Unseasonably cold in May is 50s at night and 60s during the day. Some Memorial Day weekends are so hot I sweat, even with the air conditioner on. But not this one. This year the marine layer is so thick and heavy it feels like one of those gravity weighted blankets that’s supposed to help you sleep. That’s exactly how I feel. Like I want to sleep until the sun comes out, which might not be until next week. I can’t escape the sight of it or the feel of it. My house, with it’s many full-sized curtainless windows, is a giant wide-angle lens to the outdoors. The tile floors, non-existent attic, and single pane windows trap the cold. Some people would find 50/60 degree weather warm. I’m chilled to the bone. I can’t believe I’m writing about Southern California.
I don’t expect much sympathy. Hardship is for those just now escaping a long hard winter. I’m a lightweight. A native southern Californian. Blue sky and sunshine are my daily companions. The marine layer holding the sun prisoner is rare. Even on these grey days, which are common in May and June — months fondly referred to as May grey and June gloom — the marine layer releases the sun in the very late afternoon. Rainy days, while few and far between, are not as bad as this. Rain clouds are colored with the promise of renewal and growth. The marine layer is merely dark and confining. I’d never survive a long hard winter. I’m not even sure I’m going to survive the next few days.
What is it about being blue that prevents you from acting in your own best interest? That prevents you from partaking in the activities you know will lift your spirits? Some lively music. A walk in nature. A visit with a friend. Maybe a little time with my art supplies. I know what to do, but I can’t seem to get myself to do it.

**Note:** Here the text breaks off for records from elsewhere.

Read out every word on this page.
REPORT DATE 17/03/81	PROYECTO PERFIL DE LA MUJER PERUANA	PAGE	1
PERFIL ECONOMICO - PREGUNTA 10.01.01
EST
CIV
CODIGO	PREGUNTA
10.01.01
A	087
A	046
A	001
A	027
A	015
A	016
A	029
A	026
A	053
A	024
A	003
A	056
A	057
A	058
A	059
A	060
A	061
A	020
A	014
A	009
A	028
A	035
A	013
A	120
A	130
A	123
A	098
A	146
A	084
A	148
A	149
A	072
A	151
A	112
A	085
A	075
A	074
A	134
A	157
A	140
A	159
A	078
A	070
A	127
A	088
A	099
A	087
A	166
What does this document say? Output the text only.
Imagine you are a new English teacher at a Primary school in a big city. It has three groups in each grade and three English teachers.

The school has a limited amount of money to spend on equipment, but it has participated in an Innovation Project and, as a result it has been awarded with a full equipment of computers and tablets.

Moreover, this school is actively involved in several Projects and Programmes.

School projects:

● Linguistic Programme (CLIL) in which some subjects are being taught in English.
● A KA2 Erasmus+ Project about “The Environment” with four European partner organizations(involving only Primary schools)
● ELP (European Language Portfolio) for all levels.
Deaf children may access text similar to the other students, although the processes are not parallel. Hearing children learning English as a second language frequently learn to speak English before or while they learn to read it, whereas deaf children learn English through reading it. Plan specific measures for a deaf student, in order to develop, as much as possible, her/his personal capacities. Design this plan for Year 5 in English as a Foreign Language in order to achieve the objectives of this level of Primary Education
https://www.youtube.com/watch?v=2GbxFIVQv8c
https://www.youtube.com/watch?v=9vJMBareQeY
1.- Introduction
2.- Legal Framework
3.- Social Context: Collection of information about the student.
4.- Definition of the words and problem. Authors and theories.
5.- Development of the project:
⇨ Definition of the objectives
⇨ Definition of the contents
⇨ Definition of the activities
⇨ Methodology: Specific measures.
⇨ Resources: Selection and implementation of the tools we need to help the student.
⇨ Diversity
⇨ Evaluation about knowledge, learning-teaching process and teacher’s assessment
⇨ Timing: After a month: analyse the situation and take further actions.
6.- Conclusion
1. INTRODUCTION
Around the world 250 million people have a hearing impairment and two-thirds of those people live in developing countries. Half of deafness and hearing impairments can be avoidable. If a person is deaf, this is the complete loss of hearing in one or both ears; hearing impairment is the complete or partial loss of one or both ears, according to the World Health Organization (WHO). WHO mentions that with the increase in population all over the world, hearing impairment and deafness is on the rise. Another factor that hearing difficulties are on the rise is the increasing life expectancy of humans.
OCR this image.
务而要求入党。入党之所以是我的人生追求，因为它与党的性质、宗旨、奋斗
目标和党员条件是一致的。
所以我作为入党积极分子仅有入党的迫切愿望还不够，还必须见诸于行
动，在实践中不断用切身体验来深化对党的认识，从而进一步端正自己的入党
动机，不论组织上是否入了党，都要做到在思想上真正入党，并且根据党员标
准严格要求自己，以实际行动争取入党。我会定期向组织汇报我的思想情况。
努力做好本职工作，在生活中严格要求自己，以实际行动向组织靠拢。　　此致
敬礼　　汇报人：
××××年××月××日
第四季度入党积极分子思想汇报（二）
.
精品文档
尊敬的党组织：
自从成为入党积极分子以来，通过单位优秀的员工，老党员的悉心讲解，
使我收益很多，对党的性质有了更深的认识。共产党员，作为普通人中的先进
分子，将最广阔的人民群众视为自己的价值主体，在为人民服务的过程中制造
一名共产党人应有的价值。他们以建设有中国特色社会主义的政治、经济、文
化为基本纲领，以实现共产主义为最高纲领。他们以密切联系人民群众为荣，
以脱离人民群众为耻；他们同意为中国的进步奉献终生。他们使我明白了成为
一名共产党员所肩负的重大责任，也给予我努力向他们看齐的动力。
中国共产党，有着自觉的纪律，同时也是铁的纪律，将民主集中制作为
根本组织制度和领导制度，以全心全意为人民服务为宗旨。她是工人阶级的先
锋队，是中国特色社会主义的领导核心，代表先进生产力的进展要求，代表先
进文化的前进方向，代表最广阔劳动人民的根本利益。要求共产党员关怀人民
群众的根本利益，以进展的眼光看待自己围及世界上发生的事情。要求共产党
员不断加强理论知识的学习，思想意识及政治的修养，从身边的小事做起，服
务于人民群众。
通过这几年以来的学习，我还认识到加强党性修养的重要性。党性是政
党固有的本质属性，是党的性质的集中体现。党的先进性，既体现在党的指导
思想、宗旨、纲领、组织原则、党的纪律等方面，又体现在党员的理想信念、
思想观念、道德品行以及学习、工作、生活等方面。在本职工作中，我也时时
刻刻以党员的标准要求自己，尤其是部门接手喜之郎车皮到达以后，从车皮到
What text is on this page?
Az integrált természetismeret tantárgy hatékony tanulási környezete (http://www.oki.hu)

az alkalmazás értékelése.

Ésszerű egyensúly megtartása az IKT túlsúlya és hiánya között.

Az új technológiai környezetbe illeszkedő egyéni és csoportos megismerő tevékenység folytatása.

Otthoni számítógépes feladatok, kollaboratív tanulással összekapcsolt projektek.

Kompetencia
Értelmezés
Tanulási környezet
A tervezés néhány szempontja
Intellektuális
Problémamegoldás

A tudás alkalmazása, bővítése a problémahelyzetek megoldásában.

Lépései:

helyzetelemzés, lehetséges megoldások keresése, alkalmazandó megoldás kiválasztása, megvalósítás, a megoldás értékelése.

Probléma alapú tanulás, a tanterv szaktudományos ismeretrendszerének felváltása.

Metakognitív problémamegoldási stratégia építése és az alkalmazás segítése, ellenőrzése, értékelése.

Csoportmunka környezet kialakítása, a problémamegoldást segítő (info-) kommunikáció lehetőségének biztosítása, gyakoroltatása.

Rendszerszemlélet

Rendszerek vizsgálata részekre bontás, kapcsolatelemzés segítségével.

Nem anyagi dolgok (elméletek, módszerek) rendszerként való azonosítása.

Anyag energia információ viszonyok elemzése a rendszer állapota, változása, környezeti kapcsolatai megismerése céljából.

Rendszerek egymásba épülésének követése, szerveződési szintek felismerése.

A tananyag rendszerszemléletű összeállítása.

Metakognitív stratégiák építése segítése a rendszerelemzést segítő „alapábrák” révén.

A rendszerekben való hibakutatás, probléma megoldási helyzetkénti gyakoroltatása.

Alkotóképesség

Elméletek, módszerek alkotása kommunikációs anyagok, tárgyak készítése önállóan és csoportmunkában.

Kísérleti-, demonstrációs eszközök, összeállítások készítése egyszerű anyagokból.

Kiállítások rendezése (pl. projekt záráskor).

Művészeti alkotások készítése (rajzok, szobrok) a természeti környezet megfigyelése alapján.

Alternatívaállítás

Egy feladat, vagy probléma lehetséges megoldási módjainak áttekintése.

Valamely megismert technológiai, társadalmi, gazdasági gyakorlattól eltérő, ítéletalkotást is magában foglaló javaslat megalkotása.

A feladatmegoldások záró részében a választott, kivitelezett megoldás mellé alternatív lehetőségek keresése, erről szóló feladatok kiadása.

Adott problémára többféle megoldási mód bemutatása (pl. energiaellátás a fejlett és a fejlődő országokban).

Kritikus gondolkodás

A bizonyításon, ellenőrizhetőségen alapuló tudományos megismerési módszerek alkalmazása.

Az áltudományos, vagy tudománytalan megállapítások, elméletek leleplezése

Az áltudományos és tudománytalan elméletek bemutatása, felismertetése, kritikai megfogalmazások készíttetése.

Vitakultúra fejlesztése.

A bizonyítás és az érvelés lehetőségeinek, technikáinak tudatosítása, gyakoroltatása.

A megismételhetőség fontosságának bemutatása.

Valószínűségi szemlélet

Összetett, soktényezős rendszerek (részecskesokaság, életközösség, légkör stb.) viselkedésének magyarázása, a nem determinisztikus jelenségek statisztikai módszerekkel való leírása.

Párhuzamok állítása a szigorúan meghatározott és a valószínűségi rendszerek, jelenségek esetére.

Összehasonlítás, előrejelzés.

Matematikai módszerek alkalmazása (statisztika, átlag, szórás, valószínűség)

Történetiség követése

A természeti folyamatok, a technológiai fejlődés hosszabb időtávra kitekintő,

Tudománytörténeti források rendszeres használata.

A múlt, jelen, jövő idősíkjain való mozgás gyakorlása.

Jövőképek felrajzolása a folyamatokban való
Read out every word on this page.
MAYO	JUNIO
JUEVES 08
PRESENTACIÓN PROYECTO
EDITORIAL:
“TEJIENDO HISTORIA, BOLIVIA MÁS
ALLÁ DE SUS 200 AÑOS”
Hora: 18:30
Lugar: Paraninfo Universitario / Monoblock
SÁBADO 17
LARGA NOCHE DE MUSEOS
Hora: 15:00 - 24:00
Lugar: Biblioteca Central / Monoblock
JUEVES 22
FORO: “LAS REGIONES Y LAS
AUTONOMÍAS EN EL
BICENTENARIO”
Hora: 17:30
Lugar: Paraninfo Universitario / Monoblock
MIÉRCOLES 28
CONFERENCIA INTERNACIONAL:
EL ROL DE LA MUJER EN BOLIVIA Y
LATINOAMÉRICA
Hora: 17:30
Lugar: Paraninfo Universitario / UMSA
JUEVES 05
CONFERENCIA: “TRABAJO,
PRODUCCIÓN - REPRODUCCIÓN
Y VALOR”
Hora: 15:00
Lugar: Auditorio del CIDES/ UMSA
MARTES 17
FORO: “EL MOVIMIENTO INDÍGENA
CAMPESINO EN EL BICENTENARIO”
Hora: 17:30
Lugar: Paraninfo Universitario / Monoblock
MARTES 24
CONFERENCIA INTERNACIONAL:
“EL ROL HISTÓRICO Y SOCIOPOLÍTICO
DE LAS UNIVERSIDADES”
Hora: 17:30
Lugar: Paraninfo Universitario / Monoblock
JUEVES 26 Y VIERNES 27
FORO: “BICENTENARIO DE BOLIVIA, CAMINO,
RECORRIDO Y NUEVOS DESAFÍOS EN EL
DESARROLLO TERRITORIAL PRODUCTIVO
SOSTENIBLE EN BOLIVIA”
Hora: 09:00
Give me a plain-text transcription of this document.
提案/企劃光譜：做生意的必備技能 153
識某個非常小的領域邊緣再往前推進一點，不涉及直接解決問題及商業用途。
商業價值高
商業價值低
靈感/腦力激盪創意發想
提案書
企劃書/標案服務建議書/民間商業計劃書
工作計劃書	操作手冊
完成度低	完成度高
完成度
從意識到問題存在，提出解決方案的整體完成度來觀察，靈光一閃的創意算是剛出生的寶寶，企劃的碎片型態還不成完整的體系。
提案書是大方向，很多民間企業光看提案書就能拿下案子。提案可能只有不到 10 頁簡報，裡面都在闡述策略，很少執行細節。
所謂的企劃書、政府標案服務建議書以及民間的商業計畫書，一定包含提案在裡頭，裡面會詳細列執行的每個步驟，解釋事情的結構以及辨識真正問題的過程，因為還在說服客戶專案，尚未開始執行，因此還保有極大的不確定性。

I could sit here and beat myself up over this as I have done in the past when the dark side wants to take over. But I am trying to learn a new way of being. Lately I’ve been reading the words of Thich Nhat Hanh, a Buddhist monk and spiritual leader. Buddhism discourages the battlefield treatment of self. Sorrow, fear, and depression are as organic as love and compassion and optimism. Depression can be transformative. An ingredient for growth, like compost. Embrace it tenderly. Talk to it like you would a child. Breathe in, I know you are there, depression. Breathe out, I will take care of you. Perhaps a flower will grow. I want to believe this. It seems logical to me. But in this moment, cloaked in this oppressive blanket called the marine layer, I’m reminded that sun is also required to grow flowers. And this flower needs a little sun.
1 comment
So well said about this day after day grayness. Burying oneself in a good book is helpful.